Wentz described a push-pull on each play of "aggression, discipline, aggression, discipline" in trying to push the ball down field but being smart about taking what's there. Coach Frank Reich feels Wentz's balance in toeing that line has been on point this season, especially in last weekend's game against the Miami Dolphins.
Wentz completed 24 of 32 passes (75 percent) for 228 yards (7.1 yards/attempt) with two touchdowns, no interceptions and a passer rating of 115.1.
"I think this week was his best yet," Reich said. "I thought he was right on the money all day. When I watched the film back a couple times, he just had the right instinct on when to get it downfield, when to check it down.
"What we talked about in our meeting, in our quarterback meeting was he obviously made some nice chunk plays down the field, but there were three, four, five plays that he made that were three or four or five or six-yard gains underneath that are important plays that keep us out of third-and-long. He's getting the ball out of his hand, not trying to extend it, just taking that short stuff but then still making chunk plays. That's the right mix that we're looking for."
Wentz said he's felt his decisions following Reich's eyes more and more as the pair get more experience four years after they were last together with the Philadelphia Eagles. Meaning: Reich's intent and Wentz's execution of the play calls are meshing together.
"It's been fun to see even some of the same plays I've been running for now my sixth year, but there's just tweaks, little tweaks and things," Wentz said. "And every week I feel more and more confident with it, understanding what he's expecting on a given play and how I see it. It's been a really good working relationship. Every week it gets better and we're on the same page for the most part."
Through these first four games, Wentz certainly has built a foundation of taking care of the ball. On that foundation, now, Reich and Wentz believe they can build more explosive plays into the offense as the season goes on.

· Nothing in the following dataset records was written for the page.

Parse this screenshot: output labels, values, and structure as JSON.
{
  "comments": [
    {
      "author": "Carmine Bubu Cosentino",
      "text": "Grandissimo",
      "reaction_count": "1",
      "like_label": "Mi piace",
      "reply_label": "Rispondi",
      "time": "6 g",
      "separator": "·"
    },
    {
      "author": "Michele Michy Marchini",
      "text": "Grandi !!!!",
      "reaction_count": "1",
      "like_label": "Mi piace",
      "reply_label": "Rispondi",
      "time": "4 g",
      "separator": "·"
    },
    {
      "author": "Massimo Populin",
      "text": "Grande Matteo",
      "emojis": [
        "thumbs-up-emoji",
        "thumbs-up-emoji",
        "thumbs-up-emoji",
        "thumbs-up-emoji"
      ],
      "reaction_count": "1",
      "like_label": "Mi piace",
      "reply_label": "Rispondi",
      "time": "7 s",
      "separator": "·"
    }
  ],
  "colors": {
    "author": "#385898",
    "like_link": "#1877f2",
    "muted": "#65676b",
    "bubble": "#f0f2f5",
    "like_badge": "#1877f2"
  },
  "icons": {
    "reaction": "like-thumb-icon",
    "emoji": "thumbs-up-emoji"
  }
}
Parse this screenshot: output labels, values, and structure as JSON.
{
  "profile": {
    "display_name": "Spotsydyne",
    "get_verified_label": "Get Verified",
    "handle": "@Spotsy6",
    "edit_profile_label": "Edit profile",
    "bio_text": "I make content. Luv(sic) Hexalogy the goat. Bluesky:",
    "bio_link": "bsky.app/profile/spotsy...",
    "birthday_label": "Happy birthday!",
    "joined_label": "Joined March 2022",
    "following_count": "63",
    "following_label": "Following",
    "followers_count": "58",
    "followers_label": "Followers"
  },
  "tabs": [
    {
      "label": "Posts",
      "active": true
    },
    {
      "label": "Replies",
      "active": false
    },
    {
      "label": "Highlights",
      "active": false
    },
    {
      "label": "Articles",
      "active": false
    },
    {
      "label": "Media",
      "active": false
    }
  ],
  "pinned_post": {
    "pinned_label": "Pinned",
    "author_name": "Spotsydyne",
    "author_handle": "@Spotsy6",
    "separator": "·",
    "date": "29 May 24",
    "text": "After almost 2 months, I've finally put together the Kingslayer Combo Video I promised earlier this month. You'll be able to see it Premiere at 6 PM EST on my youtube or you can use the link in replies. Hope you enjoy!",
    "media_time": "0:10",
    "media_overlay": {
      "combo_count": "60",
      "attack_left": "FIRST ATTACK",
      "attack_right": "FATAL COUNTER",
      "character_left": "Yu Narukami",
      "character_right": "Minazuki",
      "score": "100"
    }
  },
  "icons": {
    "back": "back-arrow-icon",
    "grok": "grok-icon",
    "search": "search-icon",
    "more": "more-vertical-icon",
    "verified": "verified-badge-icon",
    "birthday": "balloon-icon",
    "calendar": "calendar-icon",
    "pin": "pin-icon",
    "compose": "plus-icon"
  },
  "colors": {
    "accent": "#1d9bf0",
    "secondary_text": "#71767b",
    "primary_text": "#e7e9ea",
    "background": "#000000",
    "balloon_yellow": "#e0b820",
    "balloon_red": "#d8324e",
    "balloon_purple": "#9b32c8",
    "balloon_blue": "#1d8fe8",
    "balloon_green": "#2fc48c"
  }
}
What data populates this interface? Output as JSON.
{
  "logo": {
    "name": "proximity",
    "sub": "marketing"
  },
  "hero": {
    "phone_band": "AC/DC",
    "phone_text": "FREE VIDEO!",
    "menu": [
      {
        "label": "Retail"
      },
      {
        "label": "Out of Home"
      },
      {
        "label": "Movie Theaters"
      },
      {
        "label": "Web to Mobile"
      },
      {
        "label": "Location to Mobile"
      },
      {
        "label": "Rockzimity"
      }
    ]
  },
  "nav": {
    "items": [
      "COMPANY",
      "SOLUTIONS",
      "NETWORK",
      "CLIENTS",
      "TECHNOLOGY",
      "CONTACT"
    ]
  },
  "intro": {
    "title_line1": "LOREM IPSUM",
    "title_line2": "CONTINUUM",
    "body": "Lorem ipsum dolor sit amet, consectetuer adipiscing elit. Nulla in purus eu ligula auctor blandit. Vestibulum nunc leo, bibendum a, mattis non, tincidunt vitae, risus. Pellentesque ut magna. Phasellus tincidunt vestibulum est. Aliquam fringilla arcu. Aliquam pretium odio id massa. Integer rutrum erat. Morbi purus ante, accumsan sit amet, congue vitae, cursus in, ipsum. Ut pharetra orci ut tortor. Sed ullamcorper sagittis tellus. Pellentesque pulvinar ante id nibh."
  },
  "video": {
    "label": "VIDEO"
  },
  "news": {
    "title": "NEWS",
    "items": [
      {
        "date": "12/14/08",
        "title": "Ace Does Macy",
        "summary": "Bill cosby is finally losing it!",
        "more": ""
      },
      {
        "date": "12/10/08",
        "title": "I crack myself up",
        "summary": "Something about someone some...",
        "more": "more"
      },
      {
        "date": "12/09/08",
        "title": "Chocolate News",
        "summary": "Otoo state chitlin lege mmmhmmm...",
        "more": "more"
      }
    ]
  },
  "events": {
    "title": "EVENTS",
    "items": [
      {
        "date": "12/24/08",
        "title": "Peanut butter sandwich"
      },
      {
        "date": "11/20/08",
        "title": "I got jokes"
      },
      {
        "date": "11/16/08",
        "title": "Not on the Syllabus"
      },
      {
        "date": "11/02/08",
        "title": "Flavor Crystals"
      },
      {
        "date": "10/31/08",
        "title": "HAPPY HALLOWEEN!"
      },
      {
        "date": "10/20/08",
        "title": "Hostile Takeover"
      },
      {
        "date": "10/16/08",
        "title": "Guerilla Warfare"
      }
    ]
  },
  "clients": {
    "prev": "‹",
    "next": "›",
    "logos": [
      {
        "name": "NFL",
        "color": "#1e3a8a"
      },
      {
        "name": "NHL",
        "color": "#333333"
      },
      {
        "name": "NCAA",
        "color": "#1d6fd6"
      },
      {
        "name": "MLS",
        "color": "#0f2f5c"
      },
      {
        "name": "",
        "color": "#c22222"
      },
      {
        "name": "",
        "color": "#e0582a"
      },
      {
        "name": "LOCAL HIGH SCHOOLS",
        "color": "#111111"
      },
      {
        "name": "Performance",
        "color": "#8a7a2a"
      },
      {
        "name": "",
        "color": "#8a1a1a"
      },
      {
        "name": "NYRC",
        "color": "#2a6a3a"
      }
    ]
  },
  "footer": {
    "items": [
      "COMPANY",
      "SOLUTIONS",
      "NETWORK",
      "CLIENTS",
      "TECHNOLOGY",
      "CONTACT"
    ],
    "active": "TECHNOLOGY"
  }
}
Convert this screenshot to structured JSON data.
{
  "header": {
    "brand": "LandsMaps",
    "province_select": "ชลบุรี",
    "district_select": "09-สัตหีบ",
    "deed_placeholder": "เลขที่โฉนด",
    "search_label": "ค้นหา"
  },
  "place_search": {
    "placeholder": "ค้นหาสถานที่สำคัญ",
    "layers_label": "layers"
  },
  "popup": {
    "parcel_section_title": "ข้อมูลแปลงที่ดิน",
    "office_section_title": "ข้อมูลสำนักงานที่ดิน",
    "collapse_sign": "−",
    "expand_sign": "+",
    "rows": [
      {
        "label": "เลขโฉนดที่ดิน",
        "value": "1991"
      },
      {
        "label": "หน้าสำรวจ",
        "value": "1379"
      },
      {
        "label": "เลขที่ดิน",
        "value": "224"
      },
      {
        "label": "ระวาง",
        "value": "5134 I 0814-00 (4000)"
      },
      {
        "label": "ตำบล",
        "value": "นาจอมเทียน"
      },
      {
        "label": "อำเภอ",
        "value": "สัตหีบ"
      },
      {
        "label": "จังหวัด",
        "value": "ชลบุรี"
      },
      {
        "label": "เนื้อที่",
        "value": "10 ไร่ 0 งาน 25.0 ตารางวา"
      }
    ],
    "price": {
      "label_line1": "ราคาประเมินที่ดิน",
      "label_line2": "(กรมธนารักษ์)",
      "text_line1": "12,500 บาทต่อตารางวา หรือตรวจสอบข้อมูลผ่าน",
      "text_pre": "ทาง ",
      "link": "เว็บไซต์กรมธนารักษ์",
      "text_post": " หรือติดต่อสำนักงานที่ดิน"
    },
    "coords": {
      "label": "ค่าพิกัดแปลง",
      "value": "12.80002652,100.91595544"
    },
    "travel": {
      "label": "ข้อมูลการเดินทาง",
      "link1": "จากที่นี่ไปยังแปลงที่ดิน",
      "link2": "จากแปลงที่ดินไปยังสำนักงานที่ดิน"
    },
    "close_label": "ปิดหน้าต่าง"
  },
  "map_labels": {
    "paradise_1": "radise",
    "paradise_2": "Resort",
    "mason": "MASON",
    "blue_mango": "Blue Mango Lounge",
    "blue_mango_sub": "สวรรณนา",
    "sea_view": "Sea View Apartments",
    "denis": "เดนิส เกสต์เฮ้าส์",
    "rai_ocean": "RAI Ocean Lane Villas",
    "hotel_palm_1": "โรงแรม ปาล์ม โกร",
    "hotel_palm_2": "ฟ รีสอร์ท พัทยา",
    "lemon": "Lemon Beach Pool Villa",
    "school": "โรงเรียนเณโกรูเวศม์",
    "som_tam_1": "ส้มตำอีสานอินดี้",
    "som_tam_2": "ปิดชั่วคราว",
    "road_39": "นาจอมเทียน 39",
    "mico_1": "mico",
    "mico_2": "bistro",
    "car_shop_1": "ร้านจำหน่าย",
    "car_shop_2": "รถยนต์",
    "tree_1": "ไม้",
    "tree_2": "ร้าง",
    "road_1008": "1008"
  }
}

"He's playing the position in a good manner. Now it's just a question of continuing to make the plays we know he's capable of of making, plays that are big plays in games," Reich said. "Now you gotta pick the pace up on that without giving back too much on the other side. Because it's always a risk/reward, you take chances making plays and it's always a chance that you're putting things at risk.
"So it's always that fine balance. I think Carson is at a spot right now in his career, in this specific season where I think he has the right mindset, he's got a very mature mindset on it. He understands what his role is and what he has to do for us to play winning football on offense."
Thursday's practice report
Wentz, you'll notice, was listed as a full participant with an ankle – not ankles.
"I definitely feel much better," Wentz said. "I came out of the game thankfully unscathed. Felt good the next morning and the extra rest here early in the week has definitely helped as well. Hopefully we're not talking about it too much longer and they're in a pretty good place."